Port-au-Prince, 26 octobre 2025. – Les organisations SOS Journalistes Haïti et Journalistes contre la Corruption, pour les Droits Humains et la Démocratie (JCDH) appellent les autorités judiciaires à libérer sans délai le communicateur social John Kadhafi Noël, toujours incarcéré à Jérémie plus de trois mois après son arrestation, malgré le retrait officiel de la plainte à son encontre.
Arrêté le 17 juillet 2025, John Kadhafi Noël est accusé d’outrage et de bris de matériel, à la suite d’un différend avec le commissaire du gouvernement de Jérémie, Guetchens Alexandre. Ce dernier, toutefois, a confirmé avoir pardonné au communicateur, soulignant que l’affaire ne justifiait plus sa détention prolongée. « Je n’ai rien contre lui », a déclaré le commissaire Alexandre lors d’une interview accordée au journaliste Ralph Simon de Radio Extention. Il a précisé que Kadhafi Noël lui avait adressé une lettre d’excuse formelle, publiée sur les réseaux sociaux, et qu’il l’avait rencontré personnellement pour lui présenter ses regrets.

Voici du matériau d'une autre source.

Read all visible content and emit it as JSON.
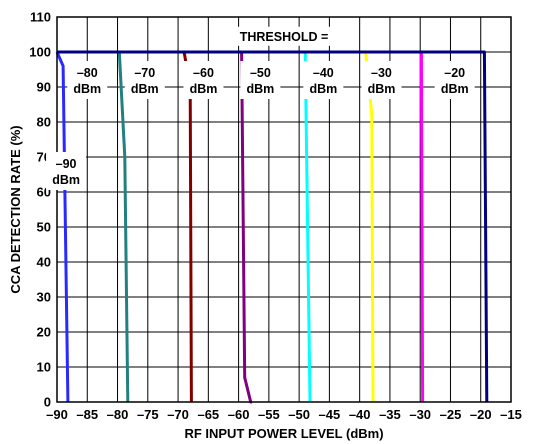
{
  "chart_data": {
    "type": "line",
    "xlabel": "RF INPUT POWER LEVEL (dBm)",
    "ylabel": "CCA DETECTION RATE (%)",
    "xlim": [
      -90,
      -15
    ],
    "ylim": [
      0,
      110
    ],
    "x_ticks": [
      -90,
      -85,
      -80,
      -75,
      -70,
      -65,
      -60,
      -55,
      -50,
      -45,
      -40,
      -35,
      -30,
      -25,
      -20,
      -15
    ],
    "y_ticks": [
      0,
      10,
      20,
      30,
      40,
      50,
      60,
      70,
      80,
      90,
      100,
      110
    ],
    "x_tick_labels": [
      "–90",
      "–85",
      "–80",
      "–75",
      "–70",
      "–65",
      "–60",
      "–55",
      "–50",
      "–45",
      "–40",
      "–35",
      "–30",
      "–25",
      "–20",
      "–15"
    ],
    "y_tick_labels": [
      "0",
      "10",
      "20",
      "30",
      "40",
      "50",
      "60",
      "70",
      "80",
      "90",
      "100",
      "110"
    ],
    "grid": true,
    "header_annotation": "THRESHOLD =",
    "series": [
      {
        "name": "–90 dBm",
        "color": "#2a2aff",
        "x": [
          -90,
          -89,
          -88.2,
          -88.2
        ],
        "y": [
          100,
          96,
          0,
          0
        ]
      },
      {
        "name": "–80 dBm",
        "color": "#228080",
        "x": [
          -90,
          -79.7,
          -78.8,
          -78.3,
          -78.3
        ],
        "y": [
          100,
          100,
          70,
          0,
          0
        ]
      },
      {
        "name": "–70 dBm",
        "color": "#800000",
        "x": [
          -90,
          -69,
          -68,
          -67.8,
          -67.8
        ],
        "y": [
          100,
          100,
          90,
          0,
          0
        ]
      },
      {
        "name": "–60 dBm",
        "color": "#800080",
        "x": [
          -90,
          -59.5,
          -59,
          -58,
          -57.8,
          -57.8
        ],
        "y": [
          100,
          100,
          7,
          0,
          0,
          0
        ]
      },
      {
        "name": "–50 dBm",
        "color": "#00ffff",
        "x": [
          -90,
          -49,
          -48.2,
          -48.2
        ],
        "y": [
          100,
          100,
          0,
          0
        ]
      },
      {
        "name": "–40 dBm",
        "color": "#ffff00",
        "x": [
          -90,
          -39,
          -38,
          -37.8,
          -37.8
        ],
        "y": [
          100,
          100,
          82,
          0,
          0
        ]
      },
      {
        "name": "–30 dBm",
        "color": "#ff00ff",
        "x": [
          -90,
          -29.8,
          -29.6,
          -29.6
        ],
        "y": [
          100,
          100,
          0,
          0
        ]
      },
      {
        "name": "–20 dBm",
        "color": "#000080",
        "x": [
          -90,
          -19.4,
          -19,
          -19
        ],
        "y": [
          100,
          100,
          0,
          0
        ]
      }
    ],
    "annotations": [
      {
        "line1": "–90",
        "line2": "dBm"
      },
      {
        "line1": "–80",
        "line2": "dBm"
      },
      {
        "line1": "–70",
        "line2": "dBm"
      },
      {
        "line1": "–60",
        "line2": "dBm"
      },
      {
        "line1": "–50",
        "line2": "dBm"
      },
      {
        "line1": "–40",
        "line2": "dBm"
      },
      {
        "line1": "–30",
        "line2": "dBm"
      },
      {
        "line1": "–20",
        "line2": "dBm"
      }
    ]
  }
}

« Puisqu’il a reconnu sa faute et présenté des excuses, j’ai choisi de lui pardonner, car c’est un jeune avec de l’avenir », a ajouté le commissaire, dénonçant au passage certaines manœuvres politiciennes qui, selon lui, cherchent à détourner le dossier à des fins personnelles ou partisanes.
De leur côté, SOS Journalistes Haïti et le JCDH estiment qu’aucun fondement légal ne justifie le maintien en détention de John Kadhafi Noël, un citoyen engagé connu pour ses prises de position critiques et son travail communautaire dans la Grand’Anse, notamment à travers son blog « Découvrir la Grand’Anse ». Les deux structures dénoncent ce qu’elles qualifient d’injustice flagrante et demandent aux autorités judiciaires de mettre fin à cette situation qu’elles jugent arbitraire.
« Il est inacceptable qu’un citoyen reste emprisonné alors même que la partie plaignante s’est désistée », peut-on lire dans la déclaration conjointe des deux organisations, qui saluent par ailleurs l’attitude républicaine du commissaire Alexandre pour avoir privilégié le dialogue et la réconciliation.
SOS Journalistes et le JCDH exhortent enfin les autorités à garantir le respect des droits humains, en rappelant que la liberté d’expression et le droit à un traitement équitable devant la justice constituent des piliers fondamentaux de la démocratie.